As a collector, I am looking for artists who stand their ground, have something to say, and ultimately dazzle and surprise. I am just as excited about new and emerging artists as I am about OGs. Roccano, I am totally obsessed. Retro tech is clearly a huge theme in digital art, but there is true distinction in his choices. I especially like the humor he finds in physics. It is so rare when art is legitimately funny. Nekropunk is another whose work I could not stop buying. The Paperwork (2022) series is a masterpiece in user interaction. These pieces are the digital equivalent of sifting sand through your fingers. They are created as an aid for mental health. When I found them I was stunned. I cried a bit from the connection I felt.
Another important piece to mention is A Hand Alluding to the Future (2021) by Julian Brangold. Julian is a name in the space at this point, but I discovered this piece by playing in Decentraland. I had property there, I was wandering around, and I ran into his avatar. I think he was waiting to show the piece to someone else. I walked up to him and we had a great conversation about the piece. Earlier this year, I saw it was available and I grabbed it. I think that’s how Decentraland was supposed to feel, kind of like a video game where you can meet the artist. I don’t think much of that actually wound up happening in Decentraland. It was mostly just bad brand launches, and people bumming around the casino, but I did have that one cool exchange.
Right now a lot of people are turning to gold, and younger folks are going to crypto, but here is where art prevails as an asset: just one piece might wind up being truly special. There is no special bar of gold worth more than another bar of gold, but one art piece could launch an entire portfolio to the next level. Recently Sotheby’s used a Warhol, a Rembrandt, and a Picasso to issue a $500m bond. It’s not only an equity strategy, but also a means of hoping civilization will continue. Holding art is the perfect response to economic anxiety because it is a vote for keeping the civilized world.
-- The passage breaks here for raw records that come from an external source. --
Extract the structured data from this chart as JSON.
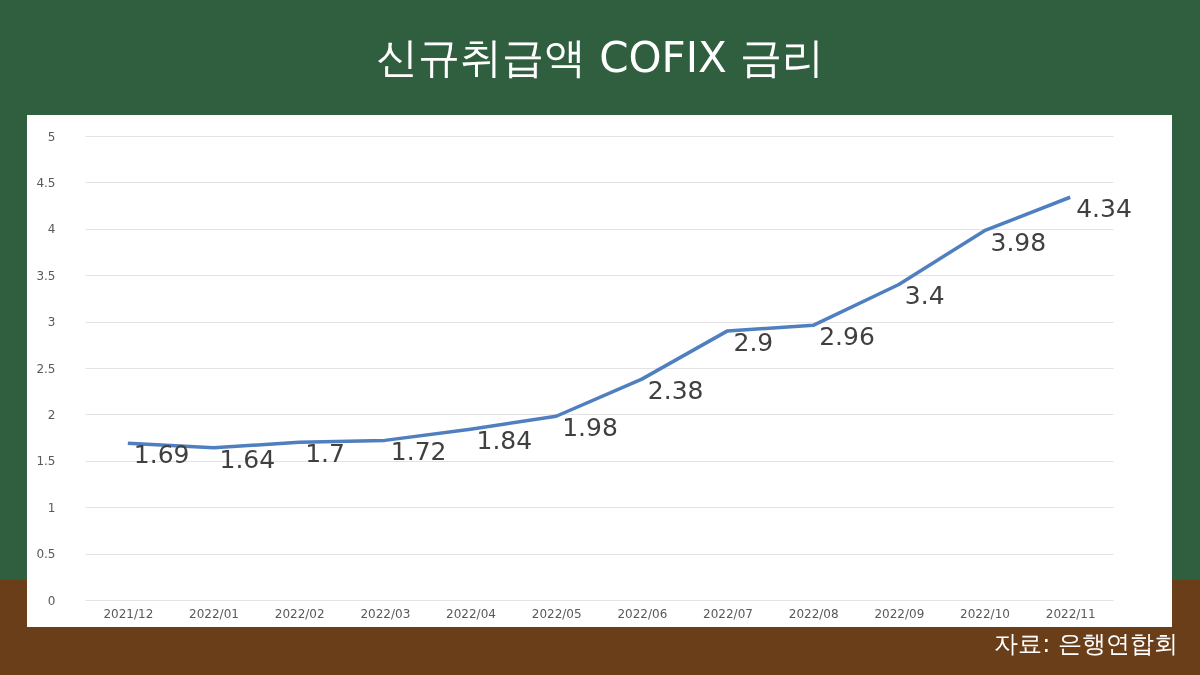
{
  "chart_data": {
    "type": "line",
    "title": "신규취급액 COFIX 금리",
    "categories": [
      "2021/12",
      "2022/01",
      "2022/02",
      "2022/03",
      "2022/04",
      "2022/05",
      "2022/06",
      "2022/07",
      "2022/08",
      "2022/09",
      "2022/10",
      "2022/11"
    ],
    "series": [
      {
        "color": "#4f7fbe",
        "values": [
          1.69,
          1.64,
          1.7,
          1.72,
          1.84,
          1.98,
          2.38,
          2.9,
          2.96,
          3.4,
          3.98,
          4.34
        ]
      }
    ],
    "ylim": [
      0,
      5
    ],
    "yticks": [
      0,
      0.5,
      1,
      1.5,
      2,
      2.5,
      3,
      3.5,
      4,
      4.5,
      5
    ],
    "grid": "y",
    "data_labels": true,
    "annotations": [
      "자료: 은행연합회"
    ]
  }
}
In terms of NFTs, the key is the willingness to say that this is a very important art wave, and if you know where to look, you could get the next Warhol at the strike price. The mission kicks in when you step back and say, “Okay you have these assets, you can collateralize a bond, but where is this loan going? How is the money being used?” My aspiration is to use these art pieces to issue bonds for municipal loans, to be used for necessary infrastructure repair in St. Louis, where the collection is based. The aim is to put real wealth, real equity back into the community so that everyone benefits.
While for now I am anonymous—it’s a fun way to maintain some mystique—I do not think I will be anonymous forever, as I intend to take my company toward corporate partnerships, consulting contracts, perhaps even a Series A.
In the end, I want to address the critique that crypto is not real wealth. Anyone being objective can see there is a lot of validity to that critique, especially if we do not use the gain to transform actual reality. It is the same problem with stocks, it is all numbers on paper. A public park is real wealth, a functioning infrastructure is real wealth, creativity shared is real wealth.
I do not have a Warhol, a Picasso, or a Rembrandt, but what I can do is model a culture shift for both the crypto world and the art world. For an economy to function, wealth has to ebb and flow. It does no good all hoarded somewhere. Crypto was supposed to be about decentralization—I simply wish to push it back in that direction.